Хаким потом долго держал меня, прижав к себе, потому, наверно, что его самого некому было утешить. В какой-то момент он поцеловал меня, и я ощутила соленые слезы на его щеках. А потом все кончилось. Я встала и ушла. Не оглянулась на тело старика, которое так и лежало, одетое, на кровати. Я знала, что он не вернется домой, на берег реки. Он останется в Виллабе, ему найдут местечко на кладбище, и не плеск воды он будет слышать, а гул грузовиков на шоссе. Но какое все это имеет значение? В поезде, пустом в этот час, я смотрела в окно на сгущающиеся сумерки сквозь грязное стекло. Пожалуй, думала я больше о Магде, чем об Эль-Хадже. Меня подташнивало. С самого утра я ничего не ела и не пила.
Перед самым Парижем я попалась. Вообще-то обычно я держу ухо востро и ухитряюсь улизнуть, когда входят контролеры. Но в тот день я забылась, сидела как во сне, оцепенев, — так бывает после очень сильной боли. Может быть, они уже засекли меня раньше. Когда я их увидела, было поздно. Они шли прямо ко мне, не обращая внимания на других пассажиров. Цыганята — те самые, которых я видела в первый раз с Жуанико, — задали стрекача, на бегу показывая им язык, но контролеры-то явились по мою душу. Поначалу они обращались со мной вежливо, почти церемонно:
— Мадемуазель, у вас нет проездного документа, будьте любезны, предъявите ваш паспорт.
Когда я сказала им, что, во-первых, у меня его нет, а во-вторых, если б и был, они не имеют никакого права у меня его требовать, вежливости как не бывало.
— В таком случае вам придется пройти с нами.

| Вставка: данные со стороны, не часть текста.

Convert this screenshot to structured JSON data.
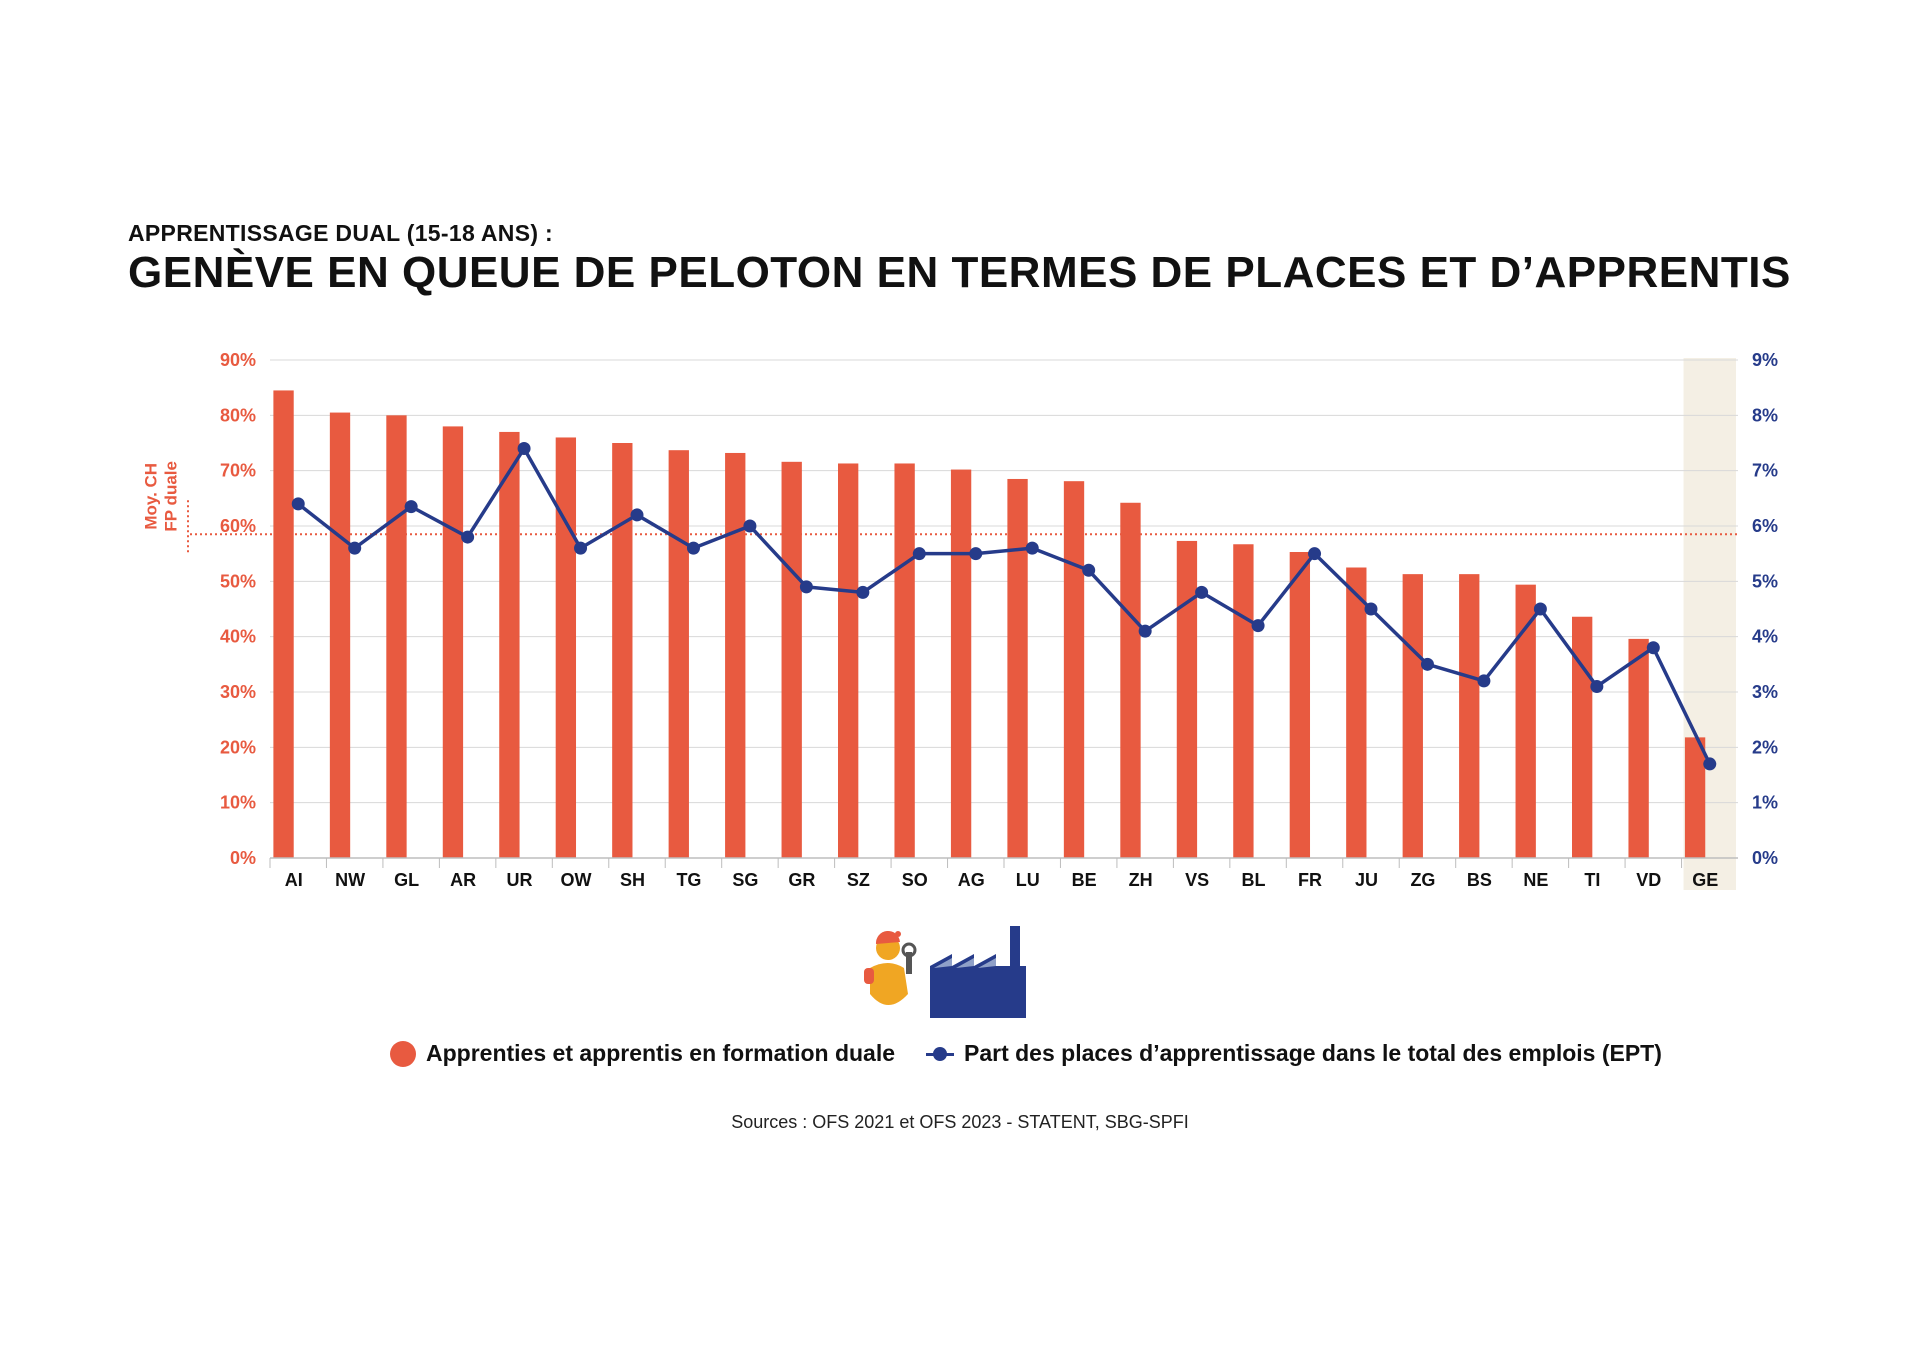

Странная это была парочка: один — высокий, плотный, с двойным подбородком и маленькими светлыми усиками, другой — низенький, чернявый, весь какой-то дерганый, с тулузским акцентом. Они взяли меня с двух сторон под локти и повели из вагона в вагон, до самого головного. Там они посадили меня, тоже между собой, на жесткую скамью у двери. Я сказала им, что это произвол и насилие, но они — ноль внимания. Поезд подъезжал к Парижу, было уже совсем темно. Два моих конвоира переговаривались через мою голову, как будто меня и не было, делились служебными новостями, пересказывали сплетни. Я могла бы их разжалобить, сказать, что у меня умер дедушка, иначе только бы они меня и видели. Но я не хотела, чтобы они меня жалели, ни за что. И никогда в жизни не воспользовалась бы я именем Эль-Хаджа, чтобы получить поблажку от этих наемников.
На Аустерлицком вокзале они отвели меня в тесный кабинетик за кассами. Там мне пришлось ждать битый час, а они все это время стояли за дверью, курили и никак не могли насплетничаться. Я ведь совсем мелкая рыбешка, думала я, для таких больших людей, в форме, с наручниками и пистолетами за поясом. Но кто их знает, может быть, они считали, что в жизни нет мелочей, все важно. Есть же люди, которым нравится так думать.
Пришел их начальник и сказал, что допросит меня сам. Он наклонился к моему лицу и рявкнул:
— Ваше имя?
— Лайла.
— Вы совершеннолетняя?
— Не знаю. Да. Нет. Кажется.
— Родители ваши где?
— В Африке.
Тут все пошло хуже некуда. Начальник был маленький, невзрачный, по фамилии Кастор, по крайней мере, так было написано на конверте, валявшемся на его столе — вверх ногами, но я прочла.
— У тебя нет документов?
Он перешел на «ты» — дурной знак, стало быть, злился.
Надо было как-то выкручиваться, и мне пришла в голову хорошая мысль.
— Вы можете позвонить моему адвокату.
— В зубы захотела?
Да, так с ними было не договориться. Я пошла на попятный:
— То есть не совсем адвокат, это я так сказала. Я на попечении у этой дамы. Ну, воспитательница, что ли.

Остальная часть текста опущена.